Take a look at Sanders' actual platform. He’s not calling for the elimination of private ownership of productive forces. His agenda fits neatly under a capitalist paradigm – as it must. Yes, he wants to regulate commercial activities. Yes, he wants to break up too-big-to-fail banks. Yes, he supports unions. And yes, he believes healthcare and education are human rights. He is, however, a capitalist. What he – and many other Americans – reject is corporate welfare and monopoly capitalism and the complete financialization of the American economy. Again, that doesn’t make him a socialist. Even the conservative columnist George Will has acknowledged that Sanders' vision is just a diluted version of the “social democracy” practiced in much of Europe.
That Sanders is dubbed a “Marxist” or a “socialist” is a testament both to the corruption of language, Fox News and the insidious propaganda machine in this country. The truth is that capitalism has won; no one seriously disputes that – certainly no one in government. “Socialism” is now an epithet, something conservatives hurl at people who challenge corporate power – the term has been emptied of any real content.
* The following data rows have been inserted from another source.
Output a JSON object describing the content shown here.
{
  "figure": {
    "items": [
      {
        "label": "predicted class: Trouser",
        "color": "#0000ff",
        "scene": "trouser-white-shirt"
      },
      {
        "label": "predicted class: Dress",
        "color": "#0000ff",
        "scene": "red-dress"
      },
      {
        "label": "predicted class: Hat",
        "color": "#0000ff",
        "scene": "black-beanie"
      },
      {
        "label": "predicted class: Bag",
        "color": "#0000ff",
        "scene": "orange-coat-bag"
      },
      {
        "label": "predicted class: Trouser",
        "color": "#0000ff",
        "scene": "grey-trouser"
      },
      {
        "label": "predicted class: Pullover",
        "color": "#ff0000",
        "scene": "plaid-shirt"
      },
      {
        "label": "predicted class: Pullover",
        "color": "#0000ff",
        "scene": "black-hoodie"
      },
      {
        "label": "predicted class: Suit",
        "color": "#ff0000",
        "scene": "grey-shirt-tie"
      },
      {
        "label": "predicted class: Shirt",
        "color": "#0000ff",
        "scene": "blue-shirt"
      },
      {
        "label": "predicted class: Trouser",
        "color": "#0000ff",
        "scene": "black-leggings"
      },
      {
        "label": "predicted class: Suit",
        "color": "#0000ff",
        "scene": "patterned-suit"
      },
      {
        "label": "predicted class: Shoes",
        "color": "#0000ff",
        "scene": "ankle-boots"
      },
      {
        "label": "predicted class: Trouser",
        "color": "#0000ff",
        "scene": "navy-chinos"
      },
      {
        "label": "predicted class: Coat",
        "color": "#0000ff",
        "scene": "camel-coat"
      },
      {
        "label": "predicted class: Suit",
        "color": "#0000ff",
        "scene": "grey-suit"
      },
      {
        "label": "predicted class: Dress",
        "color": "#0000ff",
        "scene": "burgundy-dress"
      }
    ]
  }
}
Many of the people dismissing Sanders (particularly on the right) have an exaggerated sense of their own freedom. Tyranny, they assume, is something only the state does. But that’s not true. Surrendering political power to corporate interests is a form of tyranny, too. This is what we have today. A political system without rule of some kind is impossible, even in a free society such as ours. The real question is who rules, to what degree, and to whose benefit? Conservatives want to eliminate government as much as possible, to let the market work its will. But we’ve seen the result of that. America, today, is much closer to a plutocracy than a democracy. Corporations write our laws, buy our elections, and dictate political discourse. That’s nakedly anti-democratic, and Sanders is one of the few candidates proposing to do something about it.
He’s not calling for a revolution. He wants to impose democratic checks on an increasingly undemocratic system. And he wants to do so in ways perfectly consistent with what most Americans actually desire. The entitlement programs conservatives so deplore, for example, are wildly popular when Americans are asked about specific programs rather than vague concepts like “socialism.” Even his progressive taxation plan is conservative when compared to previous Republican administrations such as Dwight Eisenhower.
What Sanders proposes is a reasonable equilibrium between public goods and private interests, one that existed for much of the 20th century. He doesn’t want to change America so much as make it work in ways it once did. The hysteria surrounding his candidacy is manufactured, a ploy to marginalize his voice, which is much more mainstream than his opponents would have you believe.